The NNPC also entered into bilateral commitments with the Republic of Malawi; SINOPEC of China and Indian Oil Corporation Limited, with each of these entities receiving 30,000bpd.
In summary, over 60 per cent of the 2014 to 2015 annual term contracts for the lifting of Nigeria’s crude oil were awarded to local firms.
In the 2016 crude oil lifting contracts, which were the first of such contracts to be awarded by the administration of President Muhammadu Buhari in December 2015, a total of 21 companies got the contracts.
This administration had four months earlier revoked the term contracts awarded by the previous administration.
Under the new contracts, indigenous Nigerian firms were awarded contracts to lift 41 per cent of total crude allocation, while major trading firms got 47 per cent of the crude oil allocation. NNPC trading affiliates were awarded 12 per cent of the total allocation, bringing the total allocation to Nigerian companies to 53 per cent.
President Buhari had also earlier ordered the immediate cancellation of all offshore crude oil processing agreements and crude oil swap deals for refined petroleum products between the NNPC and various oil traders, in line with the recommendations of the Ahmed Joda-led Presidential Transition Committee.
The government had invited fresh bids and at the expiration of the deadline for the submission of application by prospective bidders, about 278 bids were received from various indigenous and foreign firms and 21 firms had emerged winners.
The companies awarded contracts to take 60,000 barrels per day of crude oil include Emirates National Oil Company (ENOC), Indian Oil Corporation, CEPSA Refinery Madrid and Sara SPA Refinery.
International trading companies – Trafigura PT Limited, Mercuria Energy Trading SA and Vitol SA won the contract to lift 32,000 bpd of crude.
Affiliates of international oil companies – ENI Trading and Shipping SPA, Total Oil Trading SA (TOTSA), Exxon Sale and Supply LLC and Shell Western Supply and Trading also received term allocation of 32,000 bpd each, totaling 128,000 bpd, representing about 13 per cent of total volume of crude oil on offer.
Indigenous Nigerian downstream players were allocated about 405,000 bpd, representing about 41 per cent.
NNPC trading companies – Carlson/Hyson was allocated contract to lift 32,000 bpd, while Duke Oil Incorporated, the NNPC affiliate was awarded contract for 90,000 bpd, accounting for about 12 per cent of total volume.
For the 2017/2018 term contracts, 39 winners comprising 18 Nigerian companies, 11 international traders, five foreign refineries, three National Oil Companies (NOCs), and two NNPC trading arms were successful.
The list of 224 bidders dropped from the 278 that applied for the contracts in 2015, because the NNPC said it had introduced some new criteria that had to be met by bidders.

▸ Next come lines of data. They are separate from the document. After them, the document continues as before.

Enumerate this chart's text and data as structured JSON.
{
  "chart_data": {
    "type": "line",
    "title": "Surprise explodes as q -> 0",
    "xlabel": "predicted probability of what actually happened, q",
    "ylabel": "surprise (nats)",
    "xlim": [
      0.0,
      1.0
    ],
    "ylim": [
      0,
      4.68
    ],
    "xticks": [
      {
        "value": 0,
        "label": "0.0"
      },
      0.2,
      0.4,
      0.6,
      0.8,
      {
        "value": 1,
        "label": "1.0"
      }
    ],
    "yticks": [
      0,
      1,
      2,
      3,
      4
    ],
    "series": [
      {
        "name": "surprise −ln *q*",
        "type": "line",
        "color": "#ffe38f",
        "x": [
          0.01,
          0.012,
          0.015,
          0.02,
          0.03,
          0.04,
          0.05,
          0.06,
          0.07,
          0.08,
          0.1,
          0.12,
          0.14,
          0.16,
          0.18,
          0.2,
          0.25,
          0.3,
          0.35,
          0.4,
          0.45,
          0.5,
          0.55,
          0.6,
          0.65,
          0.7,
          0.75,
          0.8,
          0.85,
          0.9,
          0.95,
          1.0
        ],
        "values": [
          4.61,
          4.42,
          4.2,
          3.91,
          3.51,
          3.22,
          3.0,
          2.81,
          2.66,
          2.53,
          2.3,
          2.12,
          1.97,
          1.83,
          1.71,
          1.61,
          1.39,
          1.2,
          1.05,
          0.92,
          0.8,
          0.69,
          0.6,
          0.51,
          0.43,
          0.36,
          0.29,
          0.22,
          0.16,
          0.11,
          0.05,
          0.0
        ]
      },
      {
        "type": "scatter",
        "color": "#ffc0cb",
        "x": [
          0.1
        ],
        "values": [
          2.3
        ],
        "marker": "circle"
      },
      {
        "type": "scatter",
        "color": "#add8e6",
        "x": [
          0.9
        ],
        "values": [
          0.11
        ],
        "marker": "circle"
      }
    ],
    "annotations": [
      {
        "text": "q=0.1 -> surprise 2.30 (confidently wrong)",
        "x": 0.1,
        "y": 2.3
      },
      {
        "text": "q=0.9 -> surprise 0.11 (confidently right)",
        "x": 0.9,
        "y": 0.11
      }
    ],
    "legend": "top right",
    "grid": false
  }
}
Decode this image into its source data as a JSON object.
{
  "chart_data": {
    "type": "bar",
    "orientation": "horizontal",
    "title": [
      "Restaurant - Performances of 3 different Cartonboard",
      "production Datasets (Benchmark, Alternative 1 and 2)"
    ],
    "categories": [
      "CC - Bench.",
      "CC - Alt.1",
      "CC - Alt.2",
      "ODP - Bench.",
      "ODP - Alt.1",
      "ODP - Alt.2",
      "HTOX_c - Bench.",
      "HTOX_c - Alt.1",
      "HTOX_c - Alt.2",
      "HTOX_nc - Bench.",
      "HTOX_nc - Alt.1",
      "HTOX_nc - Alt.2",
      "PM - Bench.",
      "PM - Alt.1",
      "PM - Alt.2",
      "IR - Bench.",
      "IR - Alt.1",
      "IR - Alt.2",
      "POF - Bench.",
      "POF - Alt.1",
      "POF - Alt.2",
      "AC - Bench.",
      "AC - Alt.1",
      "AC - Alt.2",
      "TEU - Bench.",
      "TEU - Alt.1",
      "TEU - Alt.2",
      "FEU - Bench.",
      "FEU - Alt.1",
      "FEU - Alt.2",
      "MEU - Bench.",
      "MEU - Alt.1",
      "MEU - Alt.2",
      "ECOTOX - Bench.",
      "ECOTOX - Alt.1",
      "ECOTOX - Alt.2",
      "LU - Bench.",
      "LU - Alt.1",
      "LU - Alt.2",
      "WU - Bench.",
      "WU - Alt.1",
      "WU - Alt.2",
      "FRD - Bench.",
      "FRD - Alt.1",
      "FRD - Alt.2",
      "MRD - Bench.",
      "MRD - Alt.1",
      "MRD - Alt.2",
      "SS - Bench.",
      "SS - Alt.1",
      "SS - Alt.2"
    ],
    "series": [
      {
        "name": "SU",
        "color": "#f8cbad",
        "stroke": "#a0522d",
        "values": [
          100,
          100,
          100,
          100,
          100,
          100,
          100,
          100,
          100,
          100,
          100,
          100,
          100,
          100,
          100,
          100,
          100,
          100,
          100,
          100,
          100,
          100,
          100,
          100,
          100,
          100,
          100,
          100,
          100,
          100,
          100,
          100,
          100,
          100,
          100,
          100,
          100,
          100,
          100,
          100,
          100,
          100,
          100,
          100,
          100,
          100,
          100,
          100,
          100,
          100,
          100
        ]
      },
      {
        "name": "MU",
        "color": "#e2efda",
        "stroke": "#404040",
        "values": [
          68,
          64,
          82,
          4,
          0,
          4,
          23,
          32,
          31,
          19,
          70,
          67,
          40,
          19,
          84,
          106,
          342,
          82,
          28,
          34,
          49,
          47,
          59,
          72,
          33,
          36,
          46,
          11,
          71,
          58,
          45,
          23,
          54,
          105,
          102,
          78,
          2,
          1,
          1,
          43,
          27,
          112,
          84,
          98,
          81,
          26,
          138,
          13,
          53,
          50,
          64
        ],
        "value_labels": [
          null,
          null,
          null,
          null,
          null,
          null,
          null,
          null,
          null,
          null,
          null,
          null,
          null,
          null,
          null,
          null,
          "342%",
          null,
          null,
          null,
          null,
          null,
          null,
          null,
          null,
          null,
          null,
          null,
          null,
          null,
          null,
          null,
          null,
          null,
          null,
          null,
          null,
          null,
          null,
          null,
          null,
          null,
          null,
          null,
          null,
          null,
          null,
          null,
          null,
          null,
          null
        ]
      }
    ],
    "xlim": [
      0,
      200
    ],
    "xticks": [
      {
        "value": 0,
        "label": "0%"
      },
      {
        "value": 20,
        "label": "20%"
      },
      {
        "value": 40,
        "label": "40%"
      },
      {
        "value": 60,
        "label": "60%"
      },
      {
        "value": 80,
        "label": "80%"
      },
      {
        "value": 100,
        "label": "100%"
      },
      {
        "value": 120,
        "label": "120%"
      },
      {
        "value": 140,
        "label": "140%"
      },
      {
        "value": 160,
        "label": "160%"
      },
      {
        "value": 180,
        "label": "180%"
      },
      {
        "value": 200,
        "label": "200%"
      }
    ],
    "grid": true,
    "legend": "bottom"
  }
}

The contract will run for one year effective January 1, 2017 for twelve consecutive circles of crude oil allocation.
All the contracts are for 32,000 barrels per day except for Duke Oil Limited, the oil trading arm of NNPC, which shall be for 90,000 barrels per day.
Apart from the 16 Nigerian companies, and two NNPC subsidiaries, the international refineries that made the list include Indian refiner, Hindustan Energy, Varo Energy, Sonara Refinery, Bharat Petroleum and Cepa.
Trafigura, ENOC Trading, BP Trading, Total Trading, UCL Petro Energy, Moco Trading, Levene Energy, Glencore, Litasco Supply and Trading and Heritage Oil are the 11 international traders that were selected.
Term contracts were also awarded to India (Indian Oil Company), China (Sinopec), and South Africa’s SacOil based on government-to-government contracts.
Though the oil and gas industry is a global business, but competent Nigerian companies that submit bids should be used to substitute foreign companies to deepen local participation in the industry, boost employment generation and curb capital flight for the benefit of the Nigerian economy.